The Day a Stroke Changed My World

Last spring, May 26, 2012, my life was changed in just a few seconds. Early in the evening, after a fairly uneventul day, I had a stroke.

It did not seem especially catrostrophic at the time. The symptoms, I am told, were fairly typical. A definite dizziness and disorientation – quite specific, related to an odd feeling in my head. As soon as I felt it happening I felt a certain degree of panic. What was happening to me? Was this it? Was something serious going on?

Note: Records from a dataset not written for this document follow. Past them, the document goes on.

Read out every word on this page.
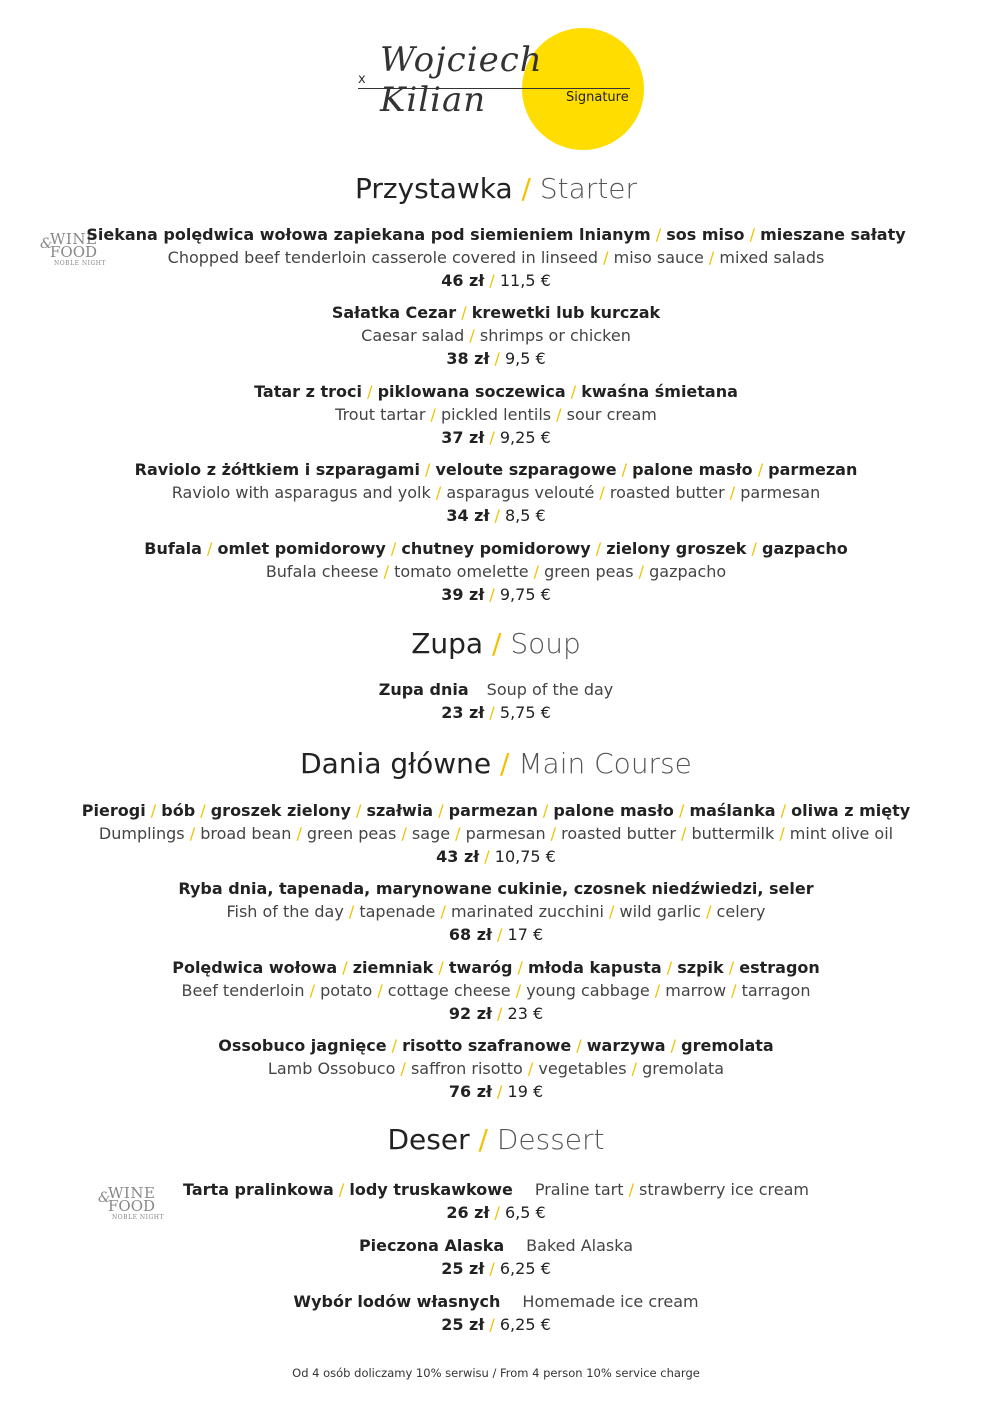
x Wojciech Kilian	Signature
Przystawka / Starter
WINE
&
FOOD
NOBLE NIGHT
Siekana polędwica wołowa zapiekana pod siemieniem lnianym / sos miso / mieszane sałaty
Chopped beef tenderloin casserole covered in linseed / miso sauce / mixed salads
46 zł / 11,5 €
Sałatka Cezar / krewetki lub kurczak
Caesar salad / shrimps or chicken
38 zł / 9,5 €
Tatar z troci / piklowana soczewica / kwaśna śmietana
Trout tartar / pickled lentils / sour cream
37 zł / 9,25 €
Raviolo z żółtkiem i szparagami / veloute szparagowe / palone masło / parmezan
Raviolo with asparagus and yolk / asparagus velouté / roasted butter / parmesan
34 zł / 8,5 €
Bufala / omlet pomidorowy / chutney pomidorowy / zielony groszek / gazpacho
Bufala cheese / tomato omelette / green peas / gazpacho
39 zł / 9,75 €
Zupa / Soup
Zupa dnia Soup of the day
23 zł / 5,75 €
Dania główne / Main Course
Pierogi / bób / groszek zielony / szałwia / parmezan / palone masło / maślanka / oliwa z mięty
Dumplings / broad bean / green peas / sage / parmesan / roasted butter / buttermilk / mint olive oil
43 zł / 10,75 €
Ryba dnia, tapenada, marynowane cukinie, czosnek niedźwiedzi, seler
Fish of the day / tapenade / marinated zucchini / wild garlic / celery
68 zł / 17 €
Polędwica wołowa / ziemniak / twaróg / młoda kapusta / szpik / estragon
Beef tenderloin / potato / cottage cheese / young cabbage / marrow / tarragon
92 zł / 23 €
Ossobuco jagnięce / risotto szafranowe / warzywa / gremolata
Lamb Ossobuco / saffron risotto / vegetables / gremolata
76 zł / 19 €
Deser / Dessert
WINE
&
FOOD
NOBLE NIGHT
Tarta pralinkowa / lody truskawkowe Praline tart / strawberry ice cream
26 zł / 6,5 €
Pieczona Alaska Baked Alaska
25 zł / 6,25 €
Wybór lodów własnych Homemade ice cream
25 zł / 6,25 €
Od 4 osób doliczamy 10% serwisu / From 4 person 10% service charge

I had my cell phone close at hand, so I immediately called my son. I didn’t want to alarm him, but I was alone and afraid I might black out. As it turned out I didn’t black out. In fact the dizziness actually passed after a few minutes and I started feeling fairly normal. I remember walking into the kitchen. My son Peter said he would call 911 and find out what to do next. I just waited to see what was going to happen.

As it turned out, Peter called back a few minutes later, and i remember saying that the dizziness and disorientation were back. I was also having a bit of trouble walking normally. I found my way back into the living room and sat down. Peter told me the paramedics were on their way. At the time I didn’t know the normal procedure, but deduced that an advance paramedic was dispatched to size up the situation and put in a call for the next level of emergency service if it was deemed necessary.

The advance guy was there within minutes. He checked me out and came to the conclusion that indeed I was having a stroke, and radioed back to send an ambulance. Within ten or so minutes I was loaded into the ambulance and on my way to the hospital.

At this time I was fully conscious and think I still had some movement in my soon-to-be-paralyzed hand and leg – even after arriving at the hospital. But this movement was all but gone within an hour or so. I didn’t know it at the time, but in those few brief moments of dizziness my world had completely changed and I was about to begin a months-long struggle to regain what most of us just take for granted – the “normal” use of one’s arms and legs.